In that case, the kerbside recycling targeted rate would need to be increased next year from $64 to $69, he said.

Mr Featherston said Dunedin people recycle about 30 tonnes of material a month.

The stockpile of plastics being held had now reached about 150 tonnes.
Recycling programmes can still make sense even if they run at a loss, but only if the costs of disposing of this kind of plastic via the recycling system is lower than the costs of disposing of it via landfill. If it costs $30/tonne to get rid of waste at the landfill and the net costs of a recycling programme are $20/tonne, we're still $10/tonne better off by having it.

When I'd run some ballpark numbers on Christchurch's system in 2009, it looked like we were paying at least twice as much to get rid of waste via recycling, on average, as we were paying for disposal at Kate Valley. Some recyclables are of high value and are worth sending through a recycling system, but most of it is not worth the cost.

The numbers in Christchurch have likely changed with our newer bin system that separates out composting waste; the Otago numbers too could vary. I'd be surprised if it made sense to be stockpiling plastics in hopes of shipping them to China, but it's not impossible.


  1. It would help if we didn't have two branches of central government sending out conflicting requirements.

    On the one hand councils are signed up to or required to follow the national waste minimisation strategy (Reduce, Recycle, Reuse) which is the justification for recycling schemes such as this one and their associated costs. Presumably this comes from Ministry for the Environment.

    On the other hand Foodsafety NZ (part of MoBIE) encourages more waste through increased food packaging. They also actively promote all those "use-once" items such as plastic plates, cutlery, glasses etc.

    Given that food packaging represents something like 99% of our recycling stream you would think it would be a priority of central government to develop a co-ordinated approach instead of continuing this lunacy.

    BTW this is one of those classic cases where the public sector can use divided responsibility to avoid any accountability. Central government says "not our problem councils do recycling". Councils say "Not our fault, we have to do this 'cos government told us to". Brilliant.

  2. I'm pretty unconvinced that the biggest part of recycling comes out of Foodsafety NZ requirements. Glass bottles and plastic milk containers would exist regardless of those regs. Is there a cite on this? I could imagine an argument where the lowest-value parts of the recycling stream are there because of mandates elsewhere, but I'd love to see the numbers on it.

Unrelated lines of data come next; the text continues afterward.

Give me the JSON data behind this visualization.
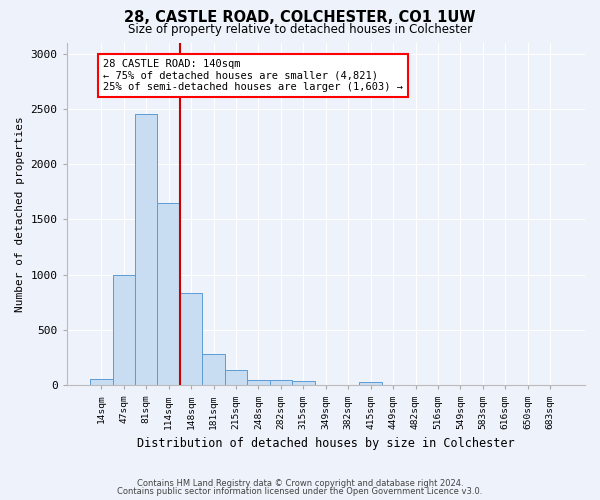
{
  "title1": "28, CASTLE ROAD, COLCHESTER, CO1 1UW",
  "title2": "Size of property relative to detached houses in Colchester",
  "xlabel": "Distribution of detached houses by size in Colchester",
  "ylabel": "Number of detached properties",
  "footnote1": "Contains HM Land Registry data © Crown copyright and database right 2024.",
  "footnote2": "Contains public sector information licensed under the Open Government Licence v3.0.",
  "bar_labels": [
    "14sqm",
    "47sqm",
    "81sqm",
    "114sqm",
    "148sqm",
    "181sqm",
    "215sqm",
    "248sqm",
    "282sqm",
    "315sqm",
    "349sqm",
    "382sqm",
    "415sqm",
    "449sqm",
    "482sqm",
    "516sqm",
    "549sqm",
    "583sqm",
    "616sqm",
    "650sqm",
    "683sqm"
  ],
  "bar_values": [
    60,
    1000,
    2450,
    1650,
    830,
    280,
    140,
    45,
    45,
    40,
    0,
    0,
    30,
    0,
    0,
    0,
    0,
    0,
    0,
    0,
    0
  ],
  "bar_color": "#c9ddf2",
  "bar_edge_color": "#5b9bd5",
  "ylim": [
    0,
    3100
  ],
  "yticks": [
    0,
    500,
    1000,
    1500,
    2000,
    2500,
    3000
  ],
  "vline_x_index": 3,
  "vline_color": "#cc0000",
  "annotation_line1": "28 CASTLE ROAD: 140sqm",
  "annotation_line2": "← 75% of detached houses are smaller (4,821)",
  "annotation_line3": "25% of semi-detached houses are larger (1,603) →",
  "bg_color": "#eef2fa"
}
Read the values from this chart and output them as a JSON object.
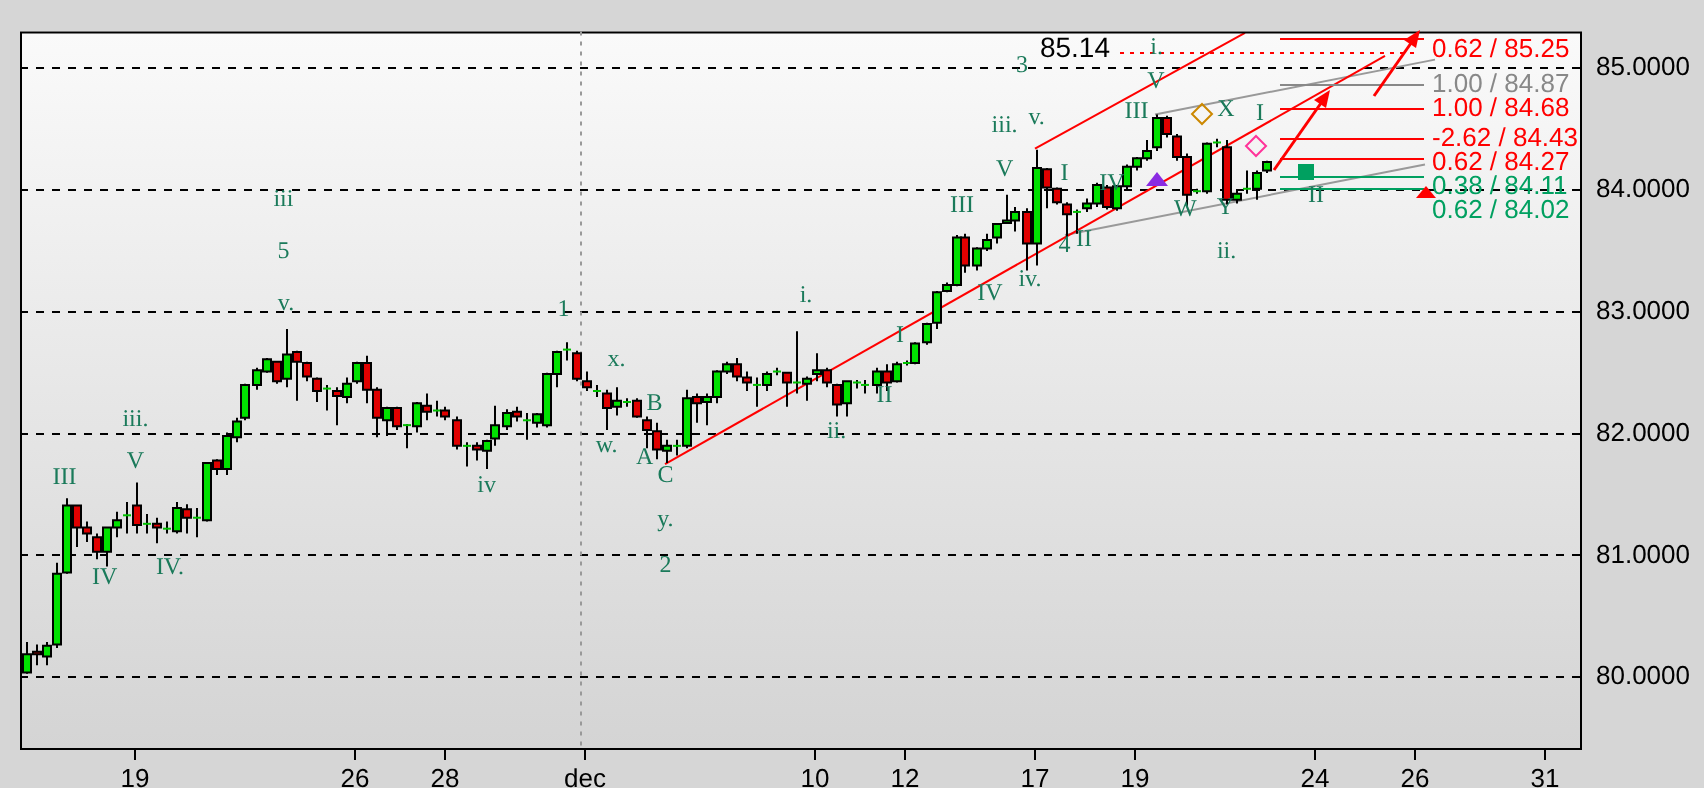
{
  "chart_data": {
    "type": "candlestick",
    "categories": [
      null,
      null,
      null,
      null,
      null,
      null,
      null,
      null,
      null,
      null,
      null,
      "19",
      null,
      null,
      null,
      null,
      null,
      null,
      null,
      null,
      null,
      null,
      null,
      null,
      null,
      null,
      null,
      null,
      null,
      null,
      null,
      null,
      null,
      "26",
      null,
      null,
      null,
      null,
      null,
      null,
      null,
      null,
      "28",
      null,
      null,
      null,
      null,
      null,
      null,
      null,
      null,
      null,
      null,
      null,
      null,
      null,
      "dec",
      null,
      null,
      null,
      null,
      null,
      null,
      null,
      null,
      null,
      null,
      null,
      null,
      null,
      null,
      null,
      null,
      null,
      null,
      null,
      null,
      null,
      null,
      "10",
      null,
      null,
      null,
      null,
      null,
      null,
      null,
      null,
      "12",
      null,
      null,
      null,
      null,
      null,
      null,
      null,
      null,
      null,
      null,
      null,
      null,
      "17",
      null,
      null,
      null,
      null,
      null,
      null,
      null,
      null,
      null,
      "19",
      null,
      null,
      null,
      null,
      null,
      null,
      null,
      null,
      null,
      null,
      null,
      null,
      null,
      null,
      null,
      null,
      null,
      "24",
      null,
      null,
      null,
      null,
      null,
      null,
      null,
      null,
      null,
      "26",
      null,
      null,
      null,
      null,
      null,
      null,
      null,
      null,
      null,
      null,
      null,
      null,
      "31",
      null,
      null,
      null
    ],
    "ohlc": [
      [
        80.04,
        80.29,
        80.03,
        80.19
      ],
      [
        80.21,
        80.27,
        80.1,
        80.19
      ],
      [
        80.17,
        80.29,
        80.1,
        80.26
      ],
      [
        80.27,
        80.94,
        80.24,
        80.85
      ],
      [
        80.86,
        81.47,
        80.85,
        81.41
      ],
      [
        81.41,
        81.41,
        81.07,
        81.23
      ],
      [
        81.23,
        81.28,
        81.11,
        81.18
      ],
      [
        81.15,
        81.18,
        80.97,
        81.03
      ],
      [
        81.03,
        81.23,
        80.91,
        81.23
      ],
      [
        81.23,
        81.36,
        81.15,
        81.29
      ],
      [
        81.33,
        81.44,
        81.18,
        81.33
      ],
      [
        81.41,
        81.6,
        81.18,
        81.25
      ],
      [
        81.26,
        81.34,
        81.18,
        81.26
      ],
      [
        81.26,
        81.31,
        81.1,
        81.23
      ],
      [
        81.22,
        81.28,
        81.18,
        81.22
      ],
      [
        81.2,
        81.44,
        81.18,
        81.39
      ],
      [
        81.38,
        81.42,
        81.18,
        81.31
      ],
      [
        81.31,
        81.39,
        81.15,
        81.31
      ],
      [
        81.29,
        81.76,
        81.28,
        81.76
      ],
      [
        81.78,
        81.79,
        81.66,
        81.71
      ],
      [
        81.71,
        82.01,
        81.66,
        81.98
      ],
      [
        81.97,
        82.13,
        81.93,
        82.1
      ],
      [
        82.13,
        82.41,
        82.11,
        82.4
      ],
      [
        82.4,
        82.54,
        82.36,
        82.52
      ],
      [
        82.51,
        82.62,
        82.5,
        82.61
      ],
      [
        82.59,
        82.59,
        82.41,
        82.43
      ],
      [
        82.45,
        82.86,
        82.38,
        82.65
      ],
      [
        82.67,
        82.68,
        82.27,
        82.59
      ],
      [
        82.58,
        82.59,
        82.43,
        82.47
      ],
      [
        82.45,
        82.46,
        82.26,
        82.35
      ],
      [
        82.37,
        82.4,
        82.19,
        82.37
      ],
      [
        82.35,
        82.38,
        82.07,
        82.31
      ],
      [
        82.3,
        82.46,
        82.25,
        82.41
      ],
      [
        82.43,
        82.59,
        82.41,
        82.58
      ],
      [
        82.58,
        82.64,
        82.25,
        82.36
      ],
      [
        82.36,
        82.38,
        81.97,
        82.13
      ],
      [
        82.11,
        82.22,
        81.98,
        82.21
      ],
      [
        82.21,
        82.22,
        82.03,
        82.06
      ],
      [
        82.07,
        82.08,
        81.88,
        82.07
      ],
      [
        82.06,
        82.26,
        82.01,
        82.25
      ],
      [
        82.23,
        82.33,
        82.11,
        82.18
      ],
      [
        82.19,
        82.27,
        82.14,
        82.19
      ],
      [
        82.19,
        82.22,
        82.11,
        82.14
      ],
      [
        82.11,
        82.14,
        81.87,
        81.9
      ],
      [
        81.9,
        81.93,
        81.73,
        81.9
      ],
      [
        81.9,
        81.93,
        81.78,
        81.87
      ],
      [
        81.86,
        81.95,
        81.71,
        81.94
      ],
      [
        81.96,
        82.23,
        81.9,
        82.07
      ],
      [
        82.06,
        82.2,
        82.03,
        82.17
      ],
      [
        82.18,
        82.22,
        82.1,
        82.14
      ],
      [
        82.11,
        82.17,
        81.95,
        82.11
      ],
      [
        82.09,
        82.17,
        82.05,
        82.16
      ],
      [
        82.07,
        82.5,
        82.05,
        82.49
      ],
      [
        82.49,
        82.68,
        82.38,
        82.67
      ],
      [
        82.69,
        82.75,
        82.6,
        82.69
      ],
      [
        82.66,
        82.68,
        82.43,
        82.45
      ],
      [
        82.43,
        82.51,
        82.35,
        82.38
      ],
      [
        82.35,
        82.4,
        82.3,
        82.35
      ],
      [
        82.33,
        82.36,
        82.03,
        82.21
      ],
      [
        82.22,
        82.38,
        82.15,
        82.27
      ],
      [
        82.26,
        82.29,
        82.22,
        82.26
      ],
      [
        82.27,
        82.29,
        82.13,
        82.14
      ],
      [
        82.11,
        82.14,
        81.88,
        82.03
      ],
      [
        82.02,
        82.09,
        81.79,
        81.87
      ],
      [
        81.86,
        81.95,
        81.76,
        81.9
      ],
      [
        81.9,
        81.95,
        81.82,
        81.9
      ],
      [
        81.9,
        82.36,
        81.88,
        82.29
      ],
      [
        82.3,
        82.33,
        82.09,
        82.25
      ],
      [
        82.26,
        82.33,
        82.07,
        82.3
      ],
      [
        82.3,
        82.52,
        82.25,
        82.51
      ],
      [
        82.51,
        82.59,
        82.49,
        82.57
      ],
      [
        82.57,
        82.62,
        82.43,
        82.47
      ],
      [
        82.46,
        82.51,
        82.35,
        82.42
      ],
      [
        82.4,
        82.46,
        82.22,
        82.4
      ],
      [
        82.4,
        82.51,
        82.35,
        82.49
      ],
      [
        82.51,
        82.54,
        82.48,
        82.51
      ],
      [
        82.5,
        82.5,
        82.22,
        82.42
      ],
      [
        82.42,
        82.84,
        82.33,
        82.42
      ],
      [
        82.41,
        82.47,
        82.27,
        82.45
      ],
      [
        82.49,
        82.66,
        82.43,
        82.52
      ],
      [
        82.52,
        82.54,
        82.38,
        82.42
      ],
      [
        82.4,
        82.41,
        82.14,
        82.24
      ],
      [
        82.25,
        82.43,
        82.14,
        82.43
      ],
      [
        82.42,
        82.44,
        82.37,
        82.42
      ],
      [
        82.4,
        82.44,
        82.33,
        82.4
      ],
      [
        82.4,
        82.54,
        82.33,
        82.51
      ],
      [
        82.51,
        82.57,
        82.35,
        82.42
      ],
      [
        82.43,
        82.59,
        82.42,
        82.57
      ],
      [
        82.58,
        82.6,
        82.56,
        82.58
      ],
      [
        82.58,
        82.75,
        82.57,
        82.74
      ],
      [
        82.75,
        82.91,
        82.73,
        82.9
      ],
      [
        82.91,
        83.17,
        82.86,
        83.16
      ],
      [
        83.17,
        83.24,
        83.16,
        83.22
      ],
      [
        83.22,
        83.63,
        83.21,
        83.61
      ],
      [
        83.61,
        83.64,
        83.32,
        83.38
      ],
      [
        83.38,
        83.53,
        83.34,
        83.52
      ],
      [
        83.52,
        83.64,
        83.5,
        83.59
      ],
      [
        83.61,
        83.73,
        83.56,
        83.72
      ],
      [
        83.73,
        83.96,
        83.72,
        83.75
      ],
      [
        83.75,
        83.86,
        83.66,
        83.82
      ],
      [
        83.82,
        83.85,
        83.34,
        83.56
      ],
      [
        83.56,
        84.33,
        83.38,
        84.18
      ],
      [
        84.17,
        84.18,
        83.85,
        84.02
      ],
      [
        84.01,
        84.02,
        83.88,
        83.9
      ],
      [
        83.88,
        83.9,
        83.61,
        83.8
      ],
      [
        83.82,
        83.84,
        83.64,
        83.82
      ],
      [
        83.85,
        83.93,
        83.82,
        83.89
      ],
      [
        83.89,
        84.06,
        83.86,
        84.04
      ],
      [
        84.02,
        84.04,
        83.84,
        83.86
      ],
      [
        83.85,
        84.04,
        83.83,
        84.03
      ],
      [
        84.03,
        84.21,
        84.0,
        84.19
      ],
      [
        84.19,
        84.27,
        84.16,
        84.26
      ],
      [
        84.26,
        84.41,
        84.24,
        84.32
      ],
      [
        84.35,
        84.62,
        84.32,
        84.59
      ],
      [
        84.59,
        84.61,
        84.43,
        84.46
      ],
      [
        84.44,
        84.46,
        84.24,
        84.27
      ],
      [
        84.27,
        84.3,
        83.86,
        83.96
      ],
      [
        83.99,
        84.01,
        83.97,
        83.99
      ],
      [
        83.99,
        84.39,
        83.97,
        84.38
      ],
      [
        84.39,
        84.42,
        84.35,
        84.39
      ],
      [
        84.35,
        84.41,
        83.88,
        83.92
      ],
      [
        83.92,
        84.0,
        83.89,
        83.97
      ],
      [
        84.01,
        84.16,
        83.97,
        84.01
      ],
      [
        84.01,
        84.16,
        83.92,
        84.14
      ],
      [
        84.16,
        84.24,
        84.14,
        84.23
      ],
      null,
      null,
      null,
      null,
      null,
      null,
      null,
      null,
      null,
      null,
      null,
      null,
      null,
      null,
      null,
      null,
      null,
      null,
      null,
      null,
      null,
      null,
      null,
      null,
      null,
      null,
      null,
      null,
      null,
      null,
      null
    ],
    "series": [
      {
        "type": "line",
        "color": "#ff0000",
        "values": [
          null,
          null,
          null,
          null,
          null,
          null,
          null,
          null,
          null,
          null,
          null,
          null,
          null,
          null,
          null,
          null,
          null,
          null,
          null,
          null,
          null,
          null,
          null,
          null,
          null,
          null,
          null,
          null,
          null,
          null,
          null,
          null,
          null,
          null,
          null,
          null,
          null,
          null,
          null,
          null,
          null,
          null,
          null,
          null,
          null,
          null,
          null,
          null,
          null,
          null,
          null,
          null,
          null,
          null,
          null,
          null,
          null,
          null,
          null,
          null,
          null,
          null,
          null,
          null,
          81.75,
          null,
          null,
          null,
          null,
          null,
          null,
          null,
          null,
          null,
          null,
          null,
          null,
          null,
          null,
          null,
          null,
          null,
          null,
          null,
          null,
          null,
          null,
          null,
          null,
          null,
          null,
          null,
          null,
          null,
          null,
          null,
          null,
          null,
          null,
          null,
          null,
          null,
          null,
          null,
          null,
          null,
          null,
          null,
          null,
          null,
          null,
          null,
          null,
          null,
          null,
          null,
          null,
          null,
          null,
          null,
          null,
          null,
          null,
          null,
          null,
          null,
          null,
          null,
          null,
          null,
          null,
          null,
          null,
          null,
          null,
          null,
          85.1,
          null,
          null,
          null,
          null,
          null,
          null,
          null,
          null,
          null,
          null,
          null,
          null,
          null,
          null,
          null,
          null,
          null,
          null,
          null
        ]
      },
      {
        "type": "line",
        "color": "#ff0000",
        "values": [
          null,
          null,
          null,
          null,
          null,
          null,
          null,
          null,
          null,
          null,
          null,
          null,
          null,
          null,
          null,
          null,
          null,
          null,
          null,
          null,
          null,
          null,
          null,
          null,
          null,
          null,
          null,
          null,
          null,
          null,
          null,
          null,
          null,
          null,
          null,
          null,
          null,
          null,
          null,
          null,
          null,
          null,
          null,
          null,
          null,
          null,
          null,
          null,
          null,
          null,
          null,
          null,
          null,
          null,
          null,
          null,
          null,
          null,
          null,
          null,
          null,
          null,
          null,
          null,
          null,
          null,
          null,
          null,
          null,
          null,
          null,
          null,
          null,
          null,
          null,
          null,
          null,
          null,
          null,
          null,
          null,
          null,
          null,
          null,
          null,
          null,
          null,
          null,
          null,
          null,
          null,
          null,
          null,
          null,
          null,
          null,
          null,
          null,
          null,
          null,
          null,
          84.34,
          null,
          null,
          null,
          null,
          null,
          null,
          null,
          null,
          null,
          null,
          null,
          null,
          null,
          null,
          null,
          null,
          null,
          null,
          null,
          null,
          85.29,
          null,
          null,
          null,
          null,
          null,
          null,
          null,
          null,
          null,
          null,
          null,
          null,
          null,
          null,
          null,
          null,
          null,
          null,
          null,
          null,
          null,
          null,
          null,
          null,
          null,
          null,
          null,
          null,
          null,
          null,
          null,
          null,
          null
        ]
      },
      {
        "type": "line",
        "color": "#999999",
        "values": [
          null,
          null,
          null,
          null,
          null,
          null,
          null,
          null,
          null,
          null,
          null,
          null,
          null,
          null,
          null,
          null,
          null,
          null,
          null,
          null,
          null,
          null,
          null,
          null,
          null,
          null,
          null,
          null,
          null,
          null,
          null,
          null,
          null,
          null,
          null,
          null,
          null,
          null,
          null,
          null,
          null,
          null,
          null,
          null,
          null,
          null,
          null,
          null,
          null,
          null,
          null,
          null,
          null,
          null,
          null,
          null,
          null,
          null,
          null,
          null,
          null,
          null,
          null,
          null,
          null,
          null,
          null,
          null,
          null,
          null,
          null,
          null,
          null,
          null,
          null,
          null,
          null,
          null,
          null,
          null,
          null,
          null,
          null,
          null,
          null,
          null,
          null,
          null,
          null,
          null,
          null,
          null,
          null,
          null,
          null,
          null,
          null,
          null,
          null,
          null,
          null,
          null,
          null,
          null,
          null,
          null,
          null,
          null,
          null,
          null,
          null,
          null,
          null,
          84.62,
          null,
          null,
          null,
          null,
          null,
          null,
          null,
          null,
          null,
          null,
          null,
          null,
          null,
          null,
          null,
          null,
          null,
          null,
          null,
          null,
          null,
          null,
          null,
          null,
          null,
          null,
          null,
          85.07,
          null,
          null,
          null,
          null,
          null,
          null,
          null,
          null,
          null,
          null,
          null,
          null,
          null,
          null
        ]
      },
      {
        "type": "line",
        "color": "#999999",
        "values": [
          null,
          null,
          null,
          null,
          null,
          null,
          null,
          null,
          null,
          null,
          null,
          null,
          null,
          null,
          null,
          null,
          null,
          null,
          null,
          null,
          null,
          null,
          null,
          null,
          null,
          null,
          null,
          null,
          null,
          null,
          null,
          null,
          null,
          null,
          null,
          null,
          null,
          null,
          null,
          null,
          null,
          null,
          null,
          null,
          null,
          null,
          null,
          null,
          null,
          null,
          null,
          null,
          null,
          null,
          null,
          null,
          null,
          null,
          null,
          null,
          null,
          null,
          null,
          null,
          null,
          null,
          null,
          null,
          null,
          null,
          null,
          null,
          null,
          null,
          null,
          null,
          null,
          null,
          null,
          null,
          null,
          null,
          null,
          null,
          null,
          null,
          null,
          null,
          null,
          null,
          null,
          null,
          null,
          null,
          null,
          null,
          null,
          null,
          null,
          null,
          null,
          null,
          null,
          null,
          83.63,
          null,
          null,
          null,
          null,
          null,
          null,
          null,
          null,
          null,
          null,
          null,
          null,
          null,
          null,
          null,
          null,
          null,
          null,
          null,
          null,
          null,
          null,
          null,
          null,
          null,
          null,
          null,
          null,
          null,
          null,
          null,
          null,
          null,
          null,
          null,
          84.21,
          null,
          null,
          null,
          null,
          null,
          null,
          null,
          null,
          null,
          null,
          null,
          null,
          null,
          null,
          null
        ]
      }
    ],
    "marker": "none",
    "ylim": [
      79.42,
      85.3
    ],
    "yticks": [
      {
        "value": 80,
        "label": "80.0000"
      },
      {
        "value": 81,
        "label": "81.0000"
      },
      {
        "value": 82,
        "label": "82.0000"
      },
      {
        "value": 83,
        "label": "83.0000"
      },
      {
        "value": 84,
        "label": "84.0000"
      },
      {
        "value": 85,
        "label": "85.0000"
      }
    ],
    "grid": "y",
    "ref_lines": [
      {
        "axis": "x",
        "value": "dec",
        "color": "#999999",
        "line_style": "dotted"
      },
      {
        "axis": "y",
        "value": 85.14,
        "label": "85.14",
        "color": "#ff0000",
        "line_style": "dotted"
      },
      {
        "axis": "y",
        "value": 85.25,
        "label": "0.62 / 85.25",
        "color": "#ff0000",
        "line_style": "solid"
      },
      {
        "axis": "y",
        "value": 84.87,
        "label": "1.00 / 84.87",
        "color": "#888888",
        "line_style": "solid"
      },
      {
        "axis": "y",
        "value": 84.68,
        "label": "1.00 / 84.68",
        "color": "#ff0000",
        "line_style": "solid"
      },
      {
        "axis": "y",
        "value": 84.43,
        "label": "-2.62 / 84.43",
        "color": "#ff0000",
        "line_style": "solid"
      },
      {
        "axis": "y",
        "value": 84.27,
        "label": "0.62 / 84.27",
        "color": "#ff0000",
        "line_style": "solid"
      },
      {
        "axis": "y",
        "value": 84.11,
        "label": "0.38 / 84.11",
        "color": "#00a060",
        "line_style": "solid"
      },
      {
        "axis": "y",
        "value": 84.02,
        "label": "0.62 / 84.02",
        "color": "#00a060",
        "line_style": "solid"
      }
    ],
    "annotations": [
      "iii",
      "5",
      "v.",
      "iii.",
      "III",
      "V",
      "IV",
      "IV.",
      "iv",
      "1",
      "x.",
      "w.",
      "B",
      "A",
      "C",
      "y.",
      "2",
      "i.",
      "ii.",
      "I",
      "II",
      "III",
      "IV",
      "V",
      "iii.",
      "v.",
      "3",
      "iv.",
      "4",
      "I",
      "II",
      "III",
      "V",
      "IV",
      "X",
      "W",
      "Y",
      "ii.",
      "i.",
      "I",
      "II"
    ]
  }
}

  3. I would agree that there are also straight out financial efficiency reasons for choosing use-once packaging rather than reusable packaging or even no packaging. Even so I don't think the joint initiative between government and industry to reduce packaging at source has made much progress. At the same time all food manufacturers know that a conservative approach to packaging will help guarantee that a food safety plan is accepted by MPI/local council. So food suppliers are highly incentivised to over-package.

    I stand by the comment that two parts of government are working in opposition to each other so it's no big surprise if we find that some excess costs being passed on to ratepayers and consumers.

    If anyone finds any research in this area I too would be very interested.